Great card trick...but why does it work? (mathematically)

[dOrKuS]

This is one of my favorite card tricks, but I'm not sure why it works, lmk if you have any ideas...
Kind of lengthy explanation for the trick, but it's worth it.

Shuffle deck
Flip over the first 26 cards (half the deck), face up, in a pile (must keep them in order)
As you're doing this remember the 7th card
Take those first 26 cards and put them on the bottom of the deck
Now flip over the top three cards (next to each other)
Count to 10 with each one. (If you flip a 3, K, 6, you place 7 cards from the deck on the three, 0 on the king, and 4 on the six. All face cards count as 10, and the Ace counts as 1)
Add up the three cards you just flipped face up. (In the example it would equal 19)
From the deck you are holding, the 7th card from the initial flipping of 26 will be the 19th card (or whatever the sum of the 3 cards you count to ten with is).

Give it a try, and if you know why this works lmk.
Hopefully the directions are clear enough.

~Brian

edit: can't add 10 + 6 + 3, thanks conjur

 

[conjur]

Wouldn't your example = 19, not 20? 3 + 6 + 10 (K)?

 

[dOrKuS]

Yep, sorry

 

[conjur]

DOH!!

 

[rh71]

Whoever found that out in the first place needs better things to do with their time.

 

[Skyclad1uhm1]

You should have been able to think of the error in that even sooner if you had taken 3 aces as example draw. 9 cards extra for each, and you'd be stuck with finding the 30th card in the original 26 card draw.

 

[Ness]

The magic lies in the fact that you are always counting the same number of cards out, no matter what the numbers are.

If you have the 7th card from the top of 26 cards, and you add 26 more on top of it, it will ALWAYS be the 33rd card.

Now, when you pull the 3 cards down, you bump that card up to 30th card, right?

Let's say for instance, you get a 4, 5, and 6. You put 6 cards on top of the 4, 5 on top of the 5, and 4 on top of the 6. That's 15 cards in total. Then, you remove the total of the original 3 from the top, which is also 15. Which means that the 30th card is now on top.

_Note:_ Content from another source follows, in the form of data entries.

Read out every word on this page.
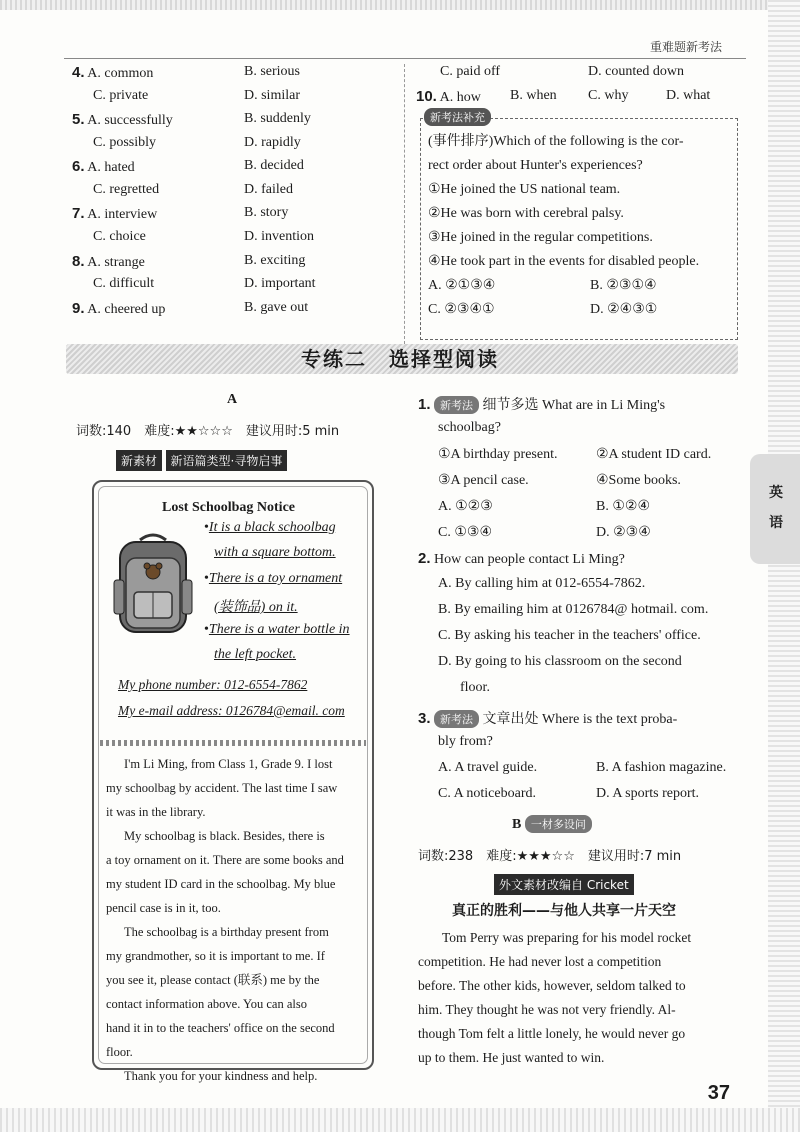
重难题新考法
4. A. common	B. serious
C. private	D. similar
5. A. successfully	B. suddenly
C. possibly	D. rapidly
6. A. hated	B. decided
C. regretted	D. failed
7. A. interview	B. story
C. choice	D. invention
8. A. strange	B. exciting
C. difficult	D. important
9. A. cheered up	B. gave out
C. paid off	D. counted down
10. A. how B. when C. why	D. what
新考法补充
(事件排序)Which of the following is the cor-
rect order about Hunter's experiences?
①He joined the US national team.
②He was born with cerebral palsy.
③He joined in the regular competitions.
④He took part in the events for disabled people.
A. ②①③④	B. ②③①④
C. ②③④①	D. ②④③①
专练二　选择型阅读
A
词数:140　难度:★★☆☆☆　建议用时:5 min
新素材 新语篇类型·寻物启事
Lost Schoolbag Notice
•It is a black schoolbag
with a square bottom.
•There is a toy ornament
(装饰品) on it.
•There is a water bottle in
the left pocket.
My phone number: 012-6554-7862
My e-mail address: 0126784@email. com
I'm Li Ming, from Class 1, Grade 9. I lost
my schoolbag by accident. The last time I saw
it was in the library.
My schoolbag is black. Besides, there is
a toy ornament on it. There are some books and
my student ID card in the schoolbag. My blue
pencil case is in it, too.
The schoolbag is a birthday present from
my grandmother, so it is important to me. If
you see it, please contact (联系) me by the
contact information above. You can also
hand it in to the teachers' office on the second
floor.
Thank you for your kindness and help.
1. 新考法 细节多选 What are in Li Ming's
schoolbag?
①A birthday present.	②A student ID card.
③A pencil case.	④Some books.
A. ①②③	B. ①②④
C. ①③④	D. ②③④
2. How can people contact Li Ming?
A. By calling him at 012-6554-7862.
B. By emailing him at 0126784@ hotmail. com.
C. By asking his teacher in the teachers' office.
D. By going to his classroom on the second
floor.
3. 新考法 文章出处 Where is the text proba-
bly from?
A. A travel guide.	B. A fashion magazine.
C. A noticeboard.	D. A sports report.
B 一材多设问
词数:238　难度:★★★☆☆　建议用时:7 min
外文素材改编自 Cricket
真正的胜利——与他人共享一片天空
Tom Perry was preparing for his model rocket
competition. He had never lost a competition
before. The other kids, however, seldom talked to
him. They thought he was not very friendly. Al-
though Tom felt a little lonely, he would never go
up to them. He just wanted to win.
英
语
37
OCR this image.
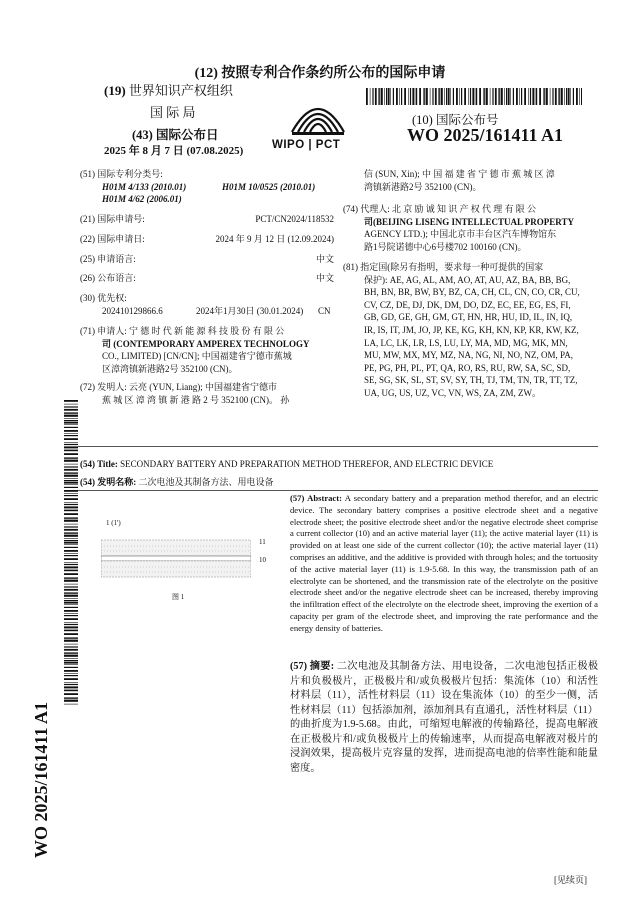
(12) 按照专利合作条约所公布的国际申请
(19) 世界知识产权组织
国 际 局
(43) 国际公布日
2025 年 8 月 7 日 (07.08.2025) WIPO | PCT
(10) 国际公布号
WO 2025/161411 A1
(51) 国际专利分类号:
H01M 4/133 (2010.01)	H01M 10/0525 (2010.01)
H01M 4/62 (2006.01)
(21) 国际申请号:	PCT/CN2024/118532
(22) 国际申请日:	2024 年 9 月 12 日 (12.09.2024)
(25) 申请语言:	中文
(26) 公布语言:	中文
(30) 优先权:
202410129866.6	2024年1月30日 (30.01.2024) CN
(71) 申请人: 宁 德 时 代 新 能 源 科 技 股 份 有 限 公
司 (CONTEMPORARY AMPEREX TECHNOLOGY
CO., LIMITED) [CN/CN]; 中国福建省宁德市蕉城
区漳湾镇新港路2号 352100 (CN)。
(72) 发明人: 云亮 (YUN, Liang); 中国福建省宁德市
蕉 城 区 漳 湾 镇 新 港 路 2 号 352100 (CN)。 孙
信 (SUN, Xin); 中 国 福 建 省 宁 德 市 蕉 城 区 漳
湾镇新港路2号 352100 (CN)。
(74) 代理人: 北 京 励 诚 知 识 产 权 代 理 有 限 公
司(BEIJING LISENG INTELLECTUAL PROPERTY
AGENCY LTD.); 中国北京市丰台区汽车博物馆东
路1号院诺德中心6号楼702 100160 (CN)。
(81) 指定国(除另有指明，要求每一种可提供的国家
保护): AE, AG, AL, AM, AO, AT, AU, AZ, BA, BB, BG,
BH, BN, BR, BW, BY, BZ, CA, CH, CL, CN, CO, CR, CU,
CV, CZ, DE, DJ, DK, DM, DO, DZ, EC, EE, EG, ES, FI,
GB, GD, GE, GH, GM, GT, HN, HR, HU, ID, IL, IN, IQ,
IR, IS, IT, JM, JO, JP, KE, KG, KH, KN, KP, KR, KW, KZ,
LA, LC, LK, LR, LS, LU, LY, MA, MD, MG, MK, MN,
MU, MW, MX, MY, MZ, NA, NG, NI, NO, NZ, OM, PA,
PE, PG, PH, PL, PT, QA, RO, RS, RU, RW, SA, SC, SD,
SE, SG, SK, SL, ST, SV, SY, TH, TJ, TM, TN, TR, TT, TZ,
UA, UG, US, UZ, VC, VN, WS, ZA, ZM, ZW。
WO 2025/161411 A1
(54) Title: SECONDARY BATTERY AND PREPARATION METHOD THEREFOR, AND ELECTRIC DEVICE
(54) 发明名称: 二次电池及其制备方法、用电设备
1 (1')
11
10
图 1
(57) Abstract: A secondary battery and a preparation method therefor, and an electric device. The secondary battery comprises a positive electrode sheet and a negative electrode sheet; the positive electrode sheet and/or the negative electrode sheet comprise a current collector (10) and an active material layer (11); the active material layer (11) is provided on at least one side of the current collector (10); the active material layer (11) comprises an additive, and the additive is provided with through holes; and the tortuosity of the active material layer (11) is 1.9-5.68. In this way, the transmission path of an electrolyte can be shortened, and the transmission rate of the electrolyte on the positive electrode sheet and/or the negative electrode sheet can be increased, thereby improving the infiltration effect of the electrolyte on the electrode sheet, improving the exertion of a capacity per gram of the electrode sheet, and improving the rate performance and the energy density of batteries.
(57) 摘要: 二次电池及其制备方法、用电设备，二次电池包括正极极片和负极极片，正极极片和/或负极极片包括：集流体（10）和活性材料层（11），活性材料层（11）设在集流体（10）的至少一侧，活性材料层（11）包括添加剂，添加剂具有直通孔，活性材料层（11）的曲折度为1.9-5.68。由此，可缩短电解液的传输路径，提高电解液在正极极片和/或负极极片上的传输速率，从而提高电解液对极片的浸润效果，提高极片克容量的发挥，进而提高电池的倍率性能和能量密度。
[见续页]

Now, to illustrate why this trick works, rather than removing a number of card equal to the total of the original 3 AFTER you place the cards on top of it, let's just remove the same number as the number on the card in addition to it. (rather than counting down at the end, let's just go ahead and count the cards at the end with the cards that are placed on the other cards.) So, on top of the four, you place 6 cards. Then, because it is a four, you place an additional 4 cards on it.
What you have to realize is that each of the original 3 cards will require you to draw a total of 10 cards, because no matter when you pull them off, or what pile you place them in, you will get 10.

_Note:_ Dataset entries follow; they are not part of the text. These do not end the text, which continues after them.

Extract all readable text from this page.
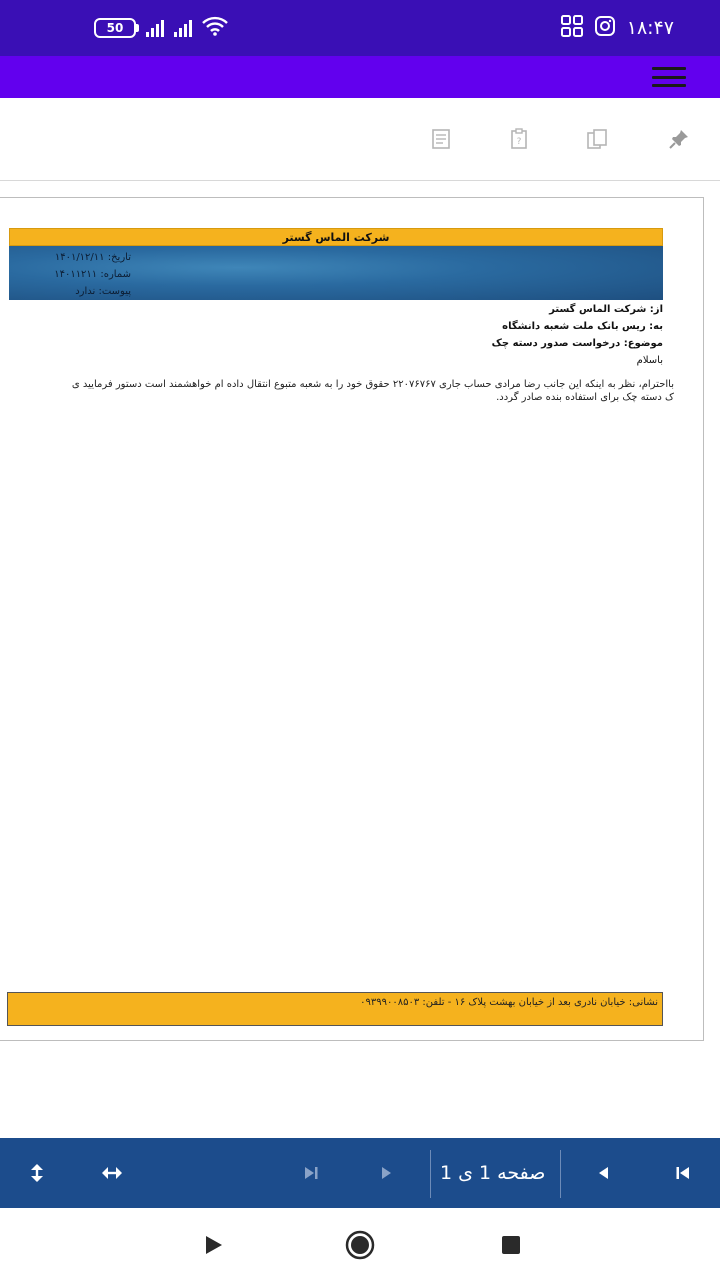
50	۱۸:۴۷
?
شرکت الماس گستر
تاریخ: ۱۴۰۱/۱۲/۱۱
شماره: ۱۴۰۱۱۲۱۱
پیوست: ندارد
از: شرکت الماس گستر
به: ریس بانک ملت شعبه دانشگاه
موضوع: درخواست صدور دسته چک
باسلام
بااحترام، نظر به اینکه این جانب رضا مرادی حساب جاری ۲۲۰۷۶۷۶۷ حقوق خود را به شعبه متبوع انتقال داده ام خواهشمند است دستور فرمایید ی
ک دسته چک برای استفاده بنده صادر گردد.
نشانی: خیابان نادری بعد از خیابان بهشت پلاک ۱۶ - تلفن: ۰۹۳۹۹۰۰۸۵۰۳
صفحه 1 ی 1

As for an equation, try this:

let x equal the original amount of one of the 3 cards. Since we know that we must bring the total to 10 when counting out the cards to place on top, we can say "10 - x = y" , where y is the number of cards counted out the first time. Now, we know that in the end, we must count out the a number of cards equal to the original card amount (we'll call it z). So in this case, so z can also be defined as x. ( z = x ).
Therefore, if x is the same as z, we could also say that 10 - z = y, furthermore, we could say that 10 = z + y. Because of that, we know that we will always count out 10 cards, because z is the number we could later, while y is the number we count out first. and clearly z + y is equal to 10.

So, since there are 3 stacks, we know that there will be 30 cards counted out, and then you add the original 3.. which means that 33 cards will be counted from the top, ALWAYS. As stated above, the seventh card will ALWAYS be 33rd from the top. Picking the seventh card in the stack is NO coicidence, and the confusion of the trick lies in the fact that you count out the cards at different times, to give the appearance that the number of cards being counted out is changing.

 

[dOrKuS]

say you draw three aces...
49 cards left in the deck
49-27 (cards pulled to make 10 w/ each) = 22 left
3 aces = 3
22 - 3 =19
19 would be the 7th card deep into the initial 26, which you placed on the bottom of the deck

I see why that works, but flipping the 3 cards flipped are soo random... thats the part I don't understand.

 

[dOrKuS]

ness1469,

Your explanation was perfect, thank you.
Gotta admit though, it's still an interesting little trick (even though its not a trick at all).

Have a good weekend all,

~Brian

 

[Ness]

Originally posted by: dOrKuS

I see why that works, but flipping the 3 cards flipped are soo random... thats the part I don't understand.

the numbers on the cards are the only thing that is random. The fact is no matter what the card is, you end up counting out 10 cards for each card, plus the card itself. It will always be 33 cards drawn from the top. If you really need to, open up a notepad document and write out as many hypothetical situations as you have to realize it.